The second new law helps military personnel by moving Minnesota's traditional September primary to the second Tuesday in August to allow more time for ballots to be submitted. This complies with the federal Military and Overseas Voter Empowerment Act, which requires at least a 45-day period for absentee ballots to be returned and counted for primaries and elections. The previous law was 30 days. When you fight for our right to vote, we will fight for your right to cast your ballot and have it counted!

The third bill we were suc--cessful in adopting is one I co-authored to ensure accurate election rolls and accurate counting at the polls. The new law will require the secretary of state to match voter regis-tration information with the Social Security death index, Department of Public Safety identification records and the Department of Corrections felony convictions.

The official voting record must be signed by election judges in the polling place on Election Day after the polls close and all ballots are counted and reconciled: The number of ballots received from the county at the polling place must equal the number of ballots going back to the county. All election officials must sign as they hand off the ballots to one another. The official record requires the number of ballots to equal the number of voters and any discrepancies to be reconciled that night.

Our election judges work hard to get things right and this will help them document completely so the work they do will stand in any recount as accurate.

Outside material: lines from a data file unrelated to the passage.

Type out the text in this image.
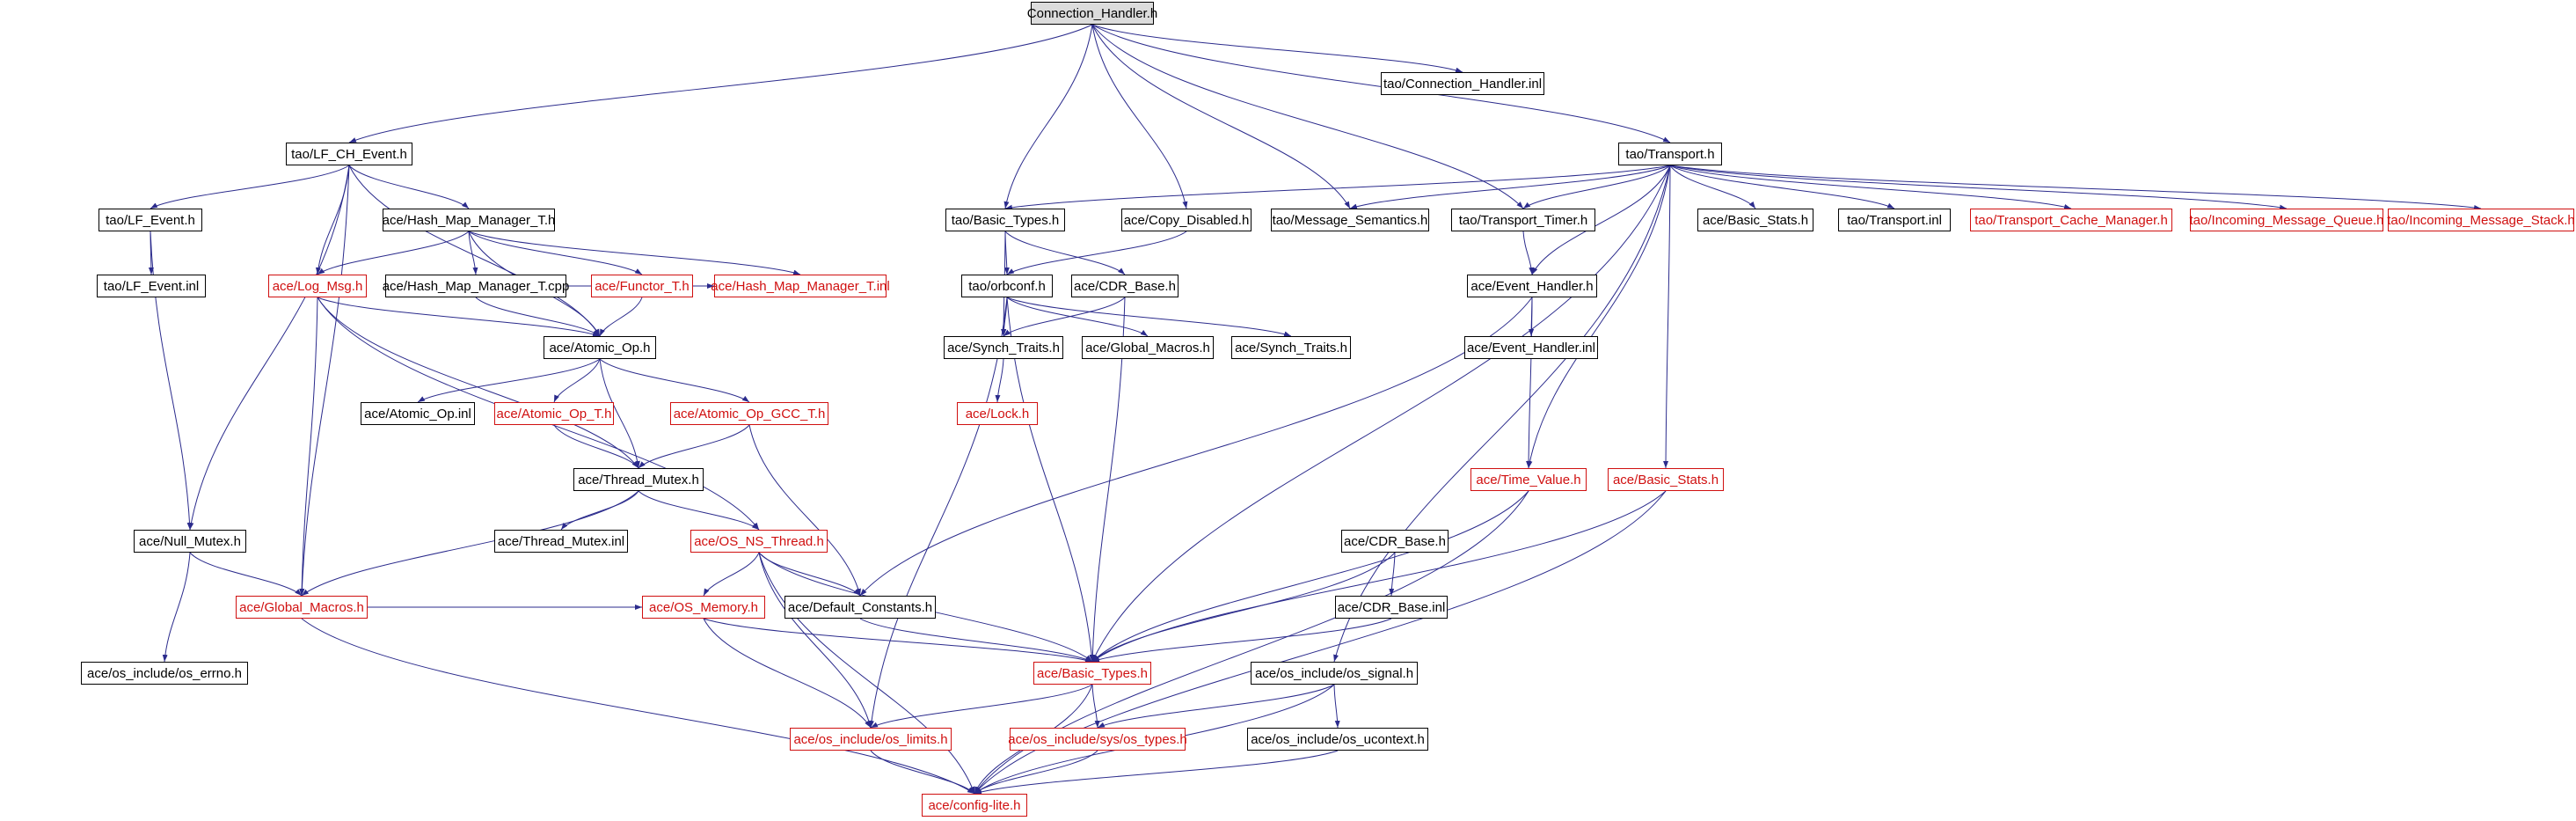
Connection_Handler.h
tao/Connection_Handler.inl
tao/LF_CH_Event.h	tao/Transport.h
tao/LF_Event.h	ace/Hash_Map_Manager_T.h	tao/Basic_Types.h	ace/Copy_Disabled.h tao/Message_Semantics.h	tao/Transport_Timer.h	ace/Basic_Stats.h	tao/Transport.inl	tao/Transport_Cache_Manager.h	tao/Incoming_Message_Queue.h tao/Incoming_Message_Stack.h
tao/LF_Event.inl	ace/Log_Msg.h	ace/Hash_Map_Manager_T.cpp ace/Functor_T.h ace/Hash_Map_Manager_T.inl	tao/orbconf.h	ace/CDR_Base.h	ace/Event_Handler.h
ace/Atomic_Op.h	ace/Synch_Traits.h ace/Global_Macros.h ace/Synch_Traits.h	ace/Event_Handler.inl
ace/Atomic_Op.inl ace/Atomic_Op_T.h	ace/Atomic_Op_GCC_T.h	ace/Lock.h
ace/Thread_Mutex.h	ace/Time_Value.h	ace/Basic_Stats.h
ace/Null_Mutex.h	ace/Thread_Mutex.inl	ace/OS_NS_Thread.h	ace/CDR_Base.h
ace/Global_Macros.h	ace/OS_Memory.h	ace/Default_Constants.h	ace/CDR_Base.inl
ace/os_include/os_errno.h	ace/Basic_Types.h	ace/os_include/os_signal.h
ace/os_include/os_limits.h	ace/os_include/sys/os_types.h	ace/os_include/os_ucontext.h
ace/config-lite.h
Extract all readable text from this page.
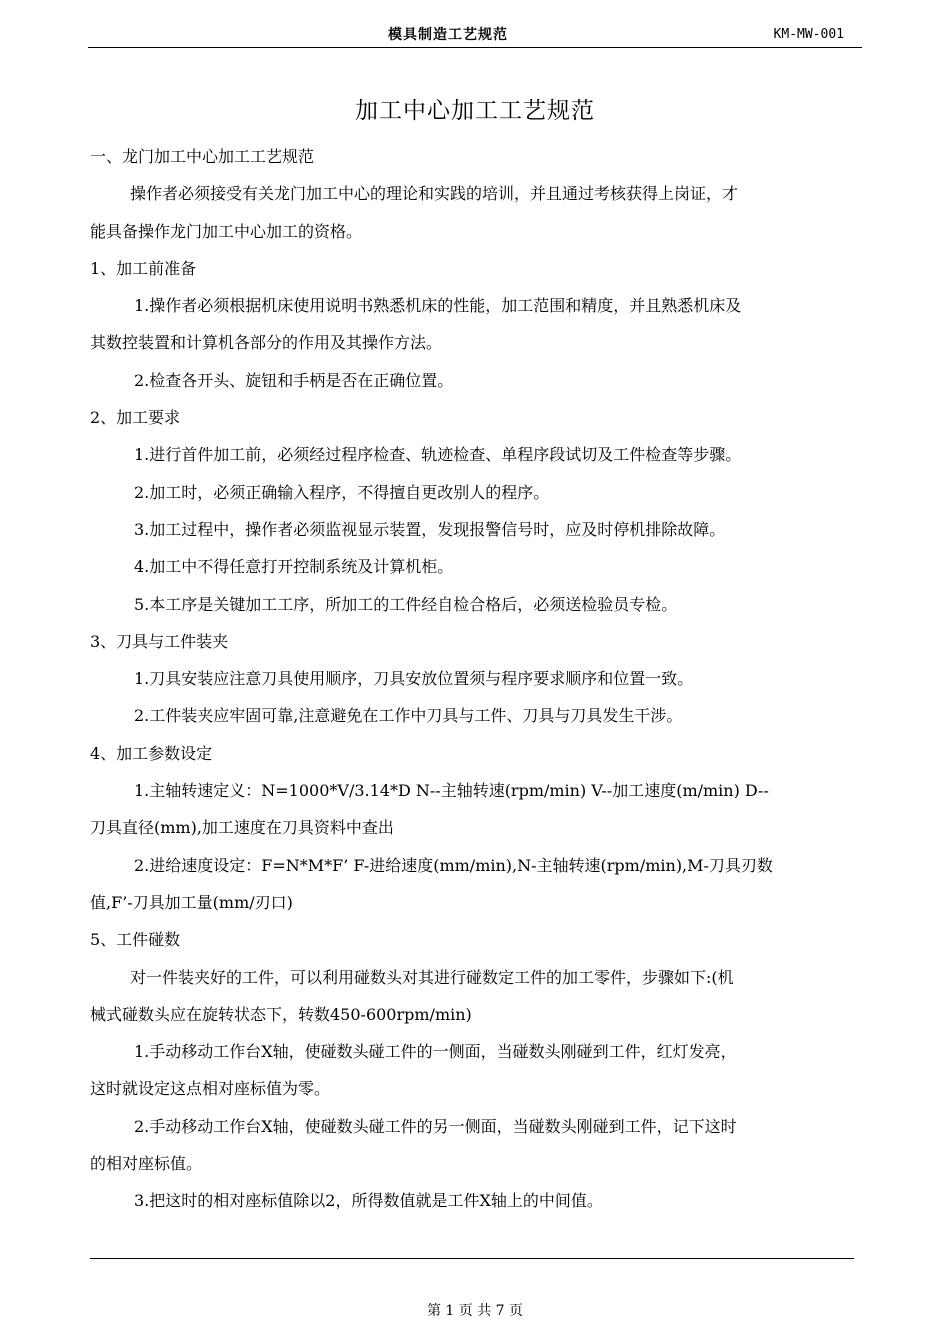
模具制造工艺规范	KM-MW-001
加工中心加工工艺规范

一、龙门加工中心加工工艺规范

操作者必须接受有关龙门加工中心的理论和实践的培训，并且通过考核获得上岗证，才

能具备操作龙门加工中心加工的资格。

1、加工前准备

1.操作者必须根据机床使用说明书熟悉机床的性能，加工范围和精度，并且熟悉机床及

其数控装置和计算机各部分的作用及其操作方法。

2.检查各开头、旋钮和手柄是否在正确位置。

2、加工要求

1.进行首件加工前，必须经过程序检查、轨迹检查、单程序段试切及工件检查等步骤。

2.加工时，必须正确输入程序，不得擅自更改别人的程序。

3.加工过程中，操作者必须监视显示装置，发现报警信号时，应及时停机排除故障。

4.加工中不得任意打开控制系统及计算机柜。

5.本工序是关键加工工序，所加工的工件经自检合格后，必须送检验员专检。

3、刀具与工件装夹

1.刀具安装应注意刀具使用顺序，刀具安放位置须与程序要求顺序和位置一致。

2.工件装夹应牢固可靠,注意避免在工作中刀具与工件、刀具与刀具发生干涉。

4、加工参数设定

1.主轴转速定义：N=1000*V/3.14*D N--主轴转速(rpm/min) V--加工速度(m/min) D--

刀具直径(mm),加工速度在刀具资料中查出

2.进给速度设定：F=N*M*F’ F-进给速度(mm/min),N-主轴转速(rpm/min),M-刀具刃数

值,F’-刀具加工量(mm/刃口)

5、工件碰数

对一件装夹好的工件，可以利用碰数头对其进行碰数定工件的加工零件，步骤如下:(机

械式碰数头应在旋转状态下，转数450-600rpm/min)

1.手动移动工作台X轴，使碰数头碰工件的一侧面，当碰数头刚碰到工件，红灯发亮，

这时就设定这点相对座标值为零。

2.手动移动工作台X轴，使碰数头碰工件的另一侧面，当碰数头刚碰到工件，记下这时

的相对座标值。

3.把这时的相对座标值除以2，所得数值就是工件X轴上的中间值。

第 1 页 共 7 页
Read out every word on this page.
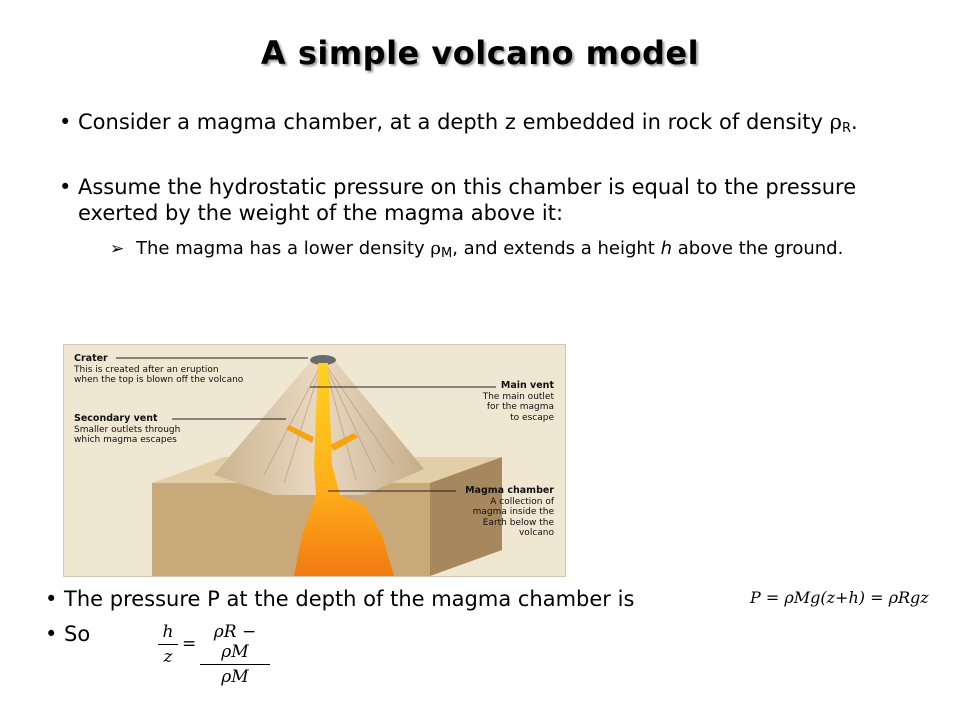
A simple volcano model
• Consider a magma chamber, at a depth z embedded in rock of density $\rho_R$.
• Assume the hydrostatic pressure on this chamber is equal to the pressure exerted by the weight of the magma above it:
➢ The magma has a lower density $\rho_M$, and extends a height h above the ground.
Crater
This is created after an eruption
when the top is blown off the volcano
Secondary vent
Smaller outlets through
which magma escapes
Main vent
The main outlet
for the magma
to escape
Magma chamber
A collection of
magma inside the
Earth below the
volcano
• The pressure P at the depth of the magma chamber is	P = ρMg(z+h) = ρRgz
• So	h
z
=
ρR − ρM
ρM
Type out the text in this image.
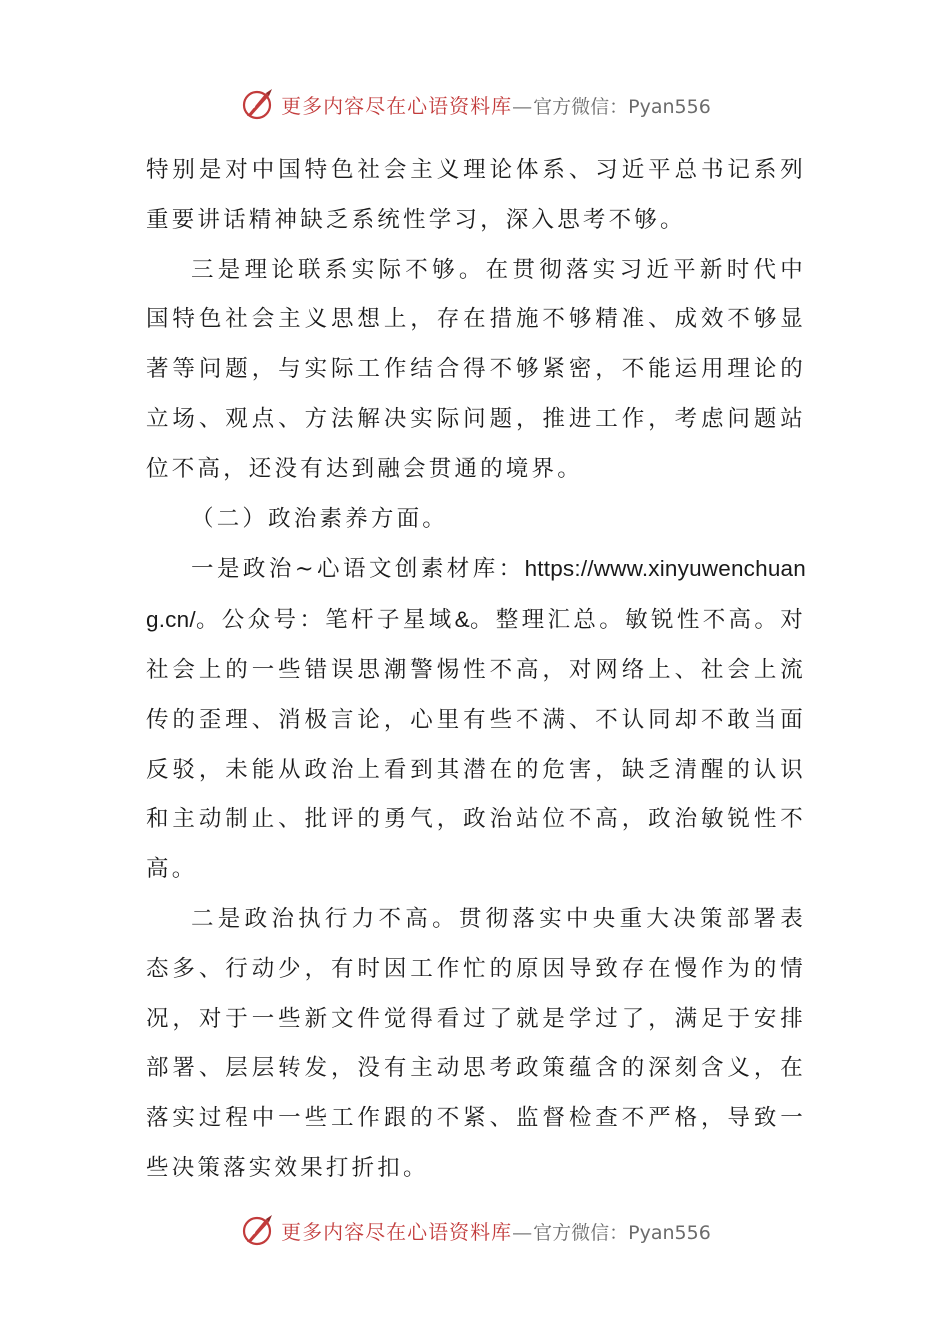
更多内容尽在心语资料库—官方微信：Pyan556

特别是对中国特色社会主义理论体系、习近平总书记系列重要讲话精神缺乏系统性学习，深入思考不够。

三是理论联系实际不够。在贯彻落实习近平新时代中国特色社会主义思想上，存在措施不够精准、成效不够显著等问题，与实际工作结合得不够紧密，不能运用理论的立场、观点、方法解决实际问题，推进工作，考虑问题站位不高，还没有达到融会贯通的境界。

（二）政治素养方面。

一是政治~心语文创素材库：https://www.xinyuwenchuang.cn/。公众号：笔杆子星域&。整理汇总。敏锐性不高。对社会上的一些错误思潮警惕性不高，对网络上、社会上流传的歪理、消极言论，心里有些不满、不认同却不敢当面反驳，未能从政治上看到其潜在的危害，缺乏清醒的认识和主动制止、批评的勇气，政治站位不高，政治敏锐性不高。

二是政治执行力不高。贯彻落实中央重大决策部署表态多、行动少，有时因工作忙的原因导致存在慢作为的情况，对于一些新文件觉得看过了就是学过了，满足于安排部署、层层转发，没有主动思考政策蕴含的深刻含义，在落实过程中一些工作跟的不紧、监督检查不严格，导致一些决策落实效果打折扣。

更多内容尽在心语资料库—官方微信：Pyan556
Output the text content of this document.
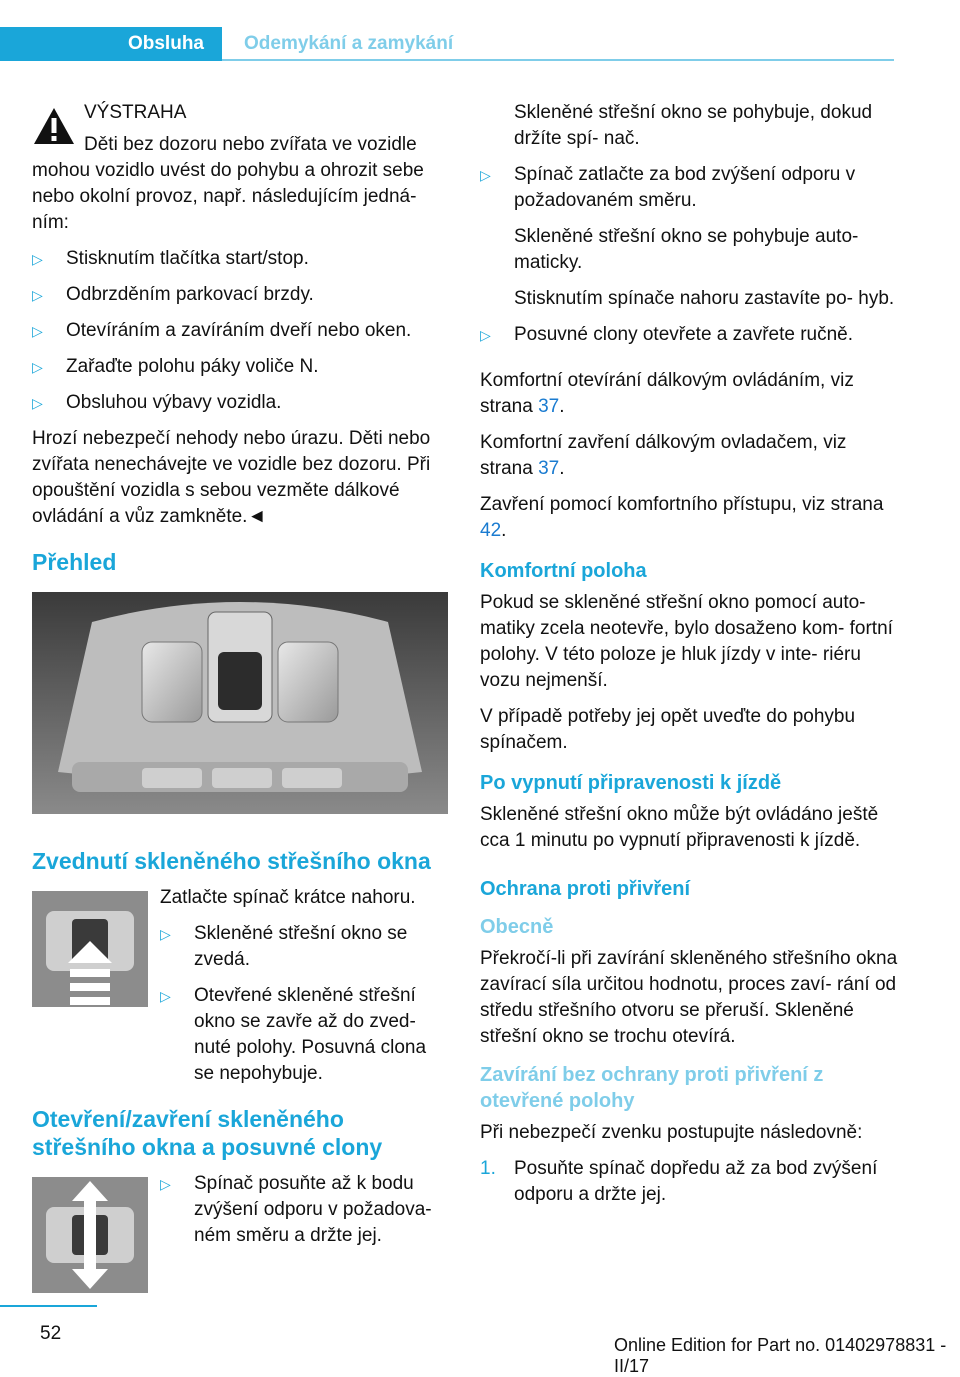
Obsluha	Odemykání a zamykání

VÝSTRAHA

Děti bez dozoru nebo zvířata ve vozidle mohou vozidlo uvést do pohybu a ohrozit sebe nebo okolní provoz, např. následujícím jedná- ním:

▷ Stisknutím tlačítka start/stop.
▷ Odbrzděním parkovací brzdy.
▷ Otevíráním a zavíráním dveří nebo oken.
▷ Zařaďte polohu páky voliče N.
▷ Obsluhou výbavy vozidla.

Hrozí nebezpečí nehody nebo úrazu. Děti nebo zvířata nenechávejte ve vozidle bez dozoru. Při opouštění vozidla s sebou vezměte dálkové ovládání a vůz zamkněte.◄

Přehled
Zvednutí skleněného střešního okna

Zatlačte spínač krátce nahoru.

▷ Skleněné střešní okno se zvedá.
▷ Otevřené skleněné střešní okno se zavře až do zved- nuté polohy. Posuvná clona se nepohybuje.
Otevření/zavření skleněného střešního okna a posuvné clony
▷ Spínač posuňte až k bodu zvýšení odporu v požadova- ném směru a držte jej.

Skleněné střešní okno se pohybuje, dokud držíte spí- nač.

▷ Spínač zatlačte za bod zvýšení odporu v požadovaném směru.

Skleněné střešní okno se pohybuje auto- maticky.

Stisknutím spínače nahoru zastavíte po- hyb.

▷ Posuvné clony otevřete a zavřete ručně.

Komfortní otevírání dálkovým ovládáním, viz strana 37.

Komfortní zavření dálkovým ovladačem, viz strana 37.

Zavření pomocí komfortního přístupu, viz strana 42.

Komfortní poloha

Pokud se skleněné střešní okno pomocí auto- matiky zcela neotevře, bylo dosaženo kom- fortní polohy. V této poloze je hluk jízdy v inte- riéru vozu nejmenší.

V případě potřeby jej opět uveďte do pohybu spínačem.

Po vypnutí připravenosti k jízdě

Skleněné střešní okno může být ovládáno ještě cca 1 minutu po vypnutí připravenosti k jízdě.

Ochrana proti přivření
Obecně

Překročí-li při zavírání skleněného střešního okna zavírací síla určitou hodnotu, proces zaví- rání od středu střešního otvoru se přeruší. Skleněné střešní okno se trochu otevírá.

Zavírání bez ochrany proti přivření z otevřené polohy

Při nebezpečí zvenku postupujte následovně:

1. Posuňte spínač dopředu až za bod zvýšení odporu a držte jej.
52
Online Edition for Part no. 01402978831 - II/17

An amendment to require a photo ID was rejected with only Democrats voting against the proposal. This requirement is supported by nearly 85 percent of Minnesotans surveyed so it is amazing to me anyone objects to such a common-sense measure, especially when those at the poverty level are given a non-driving ID free of charge and the U.S. Supreme Court has upheld such legislation as constitutional.

Other states have such a requirement and there are no problems with its implementation or use. In fact, it speeds up the process and gives all involved a greater sense of security. Who we vote for is secret. Who you are and where you live is a public right to know. The Minnesota election system owes all of us that level of assurance. I hope to see photo ID pass in the next legislative session!

I would like to see us go even further to promote ballot integrity, but this is a good start. Most important is these new measures should help us catch any abnormalities up-stream instead of at the end of the process during a re-count like we saw in the U.S. Senate election two years ago.

Many of these measures I already used while I was sec-retary of state, but they are now put into law so they are required of the current and future secretaries of state.

Mary Kiffmeyer. R-Big Lake, is a member of the Minnesota House and two-term Republican Minnesota secretary of state.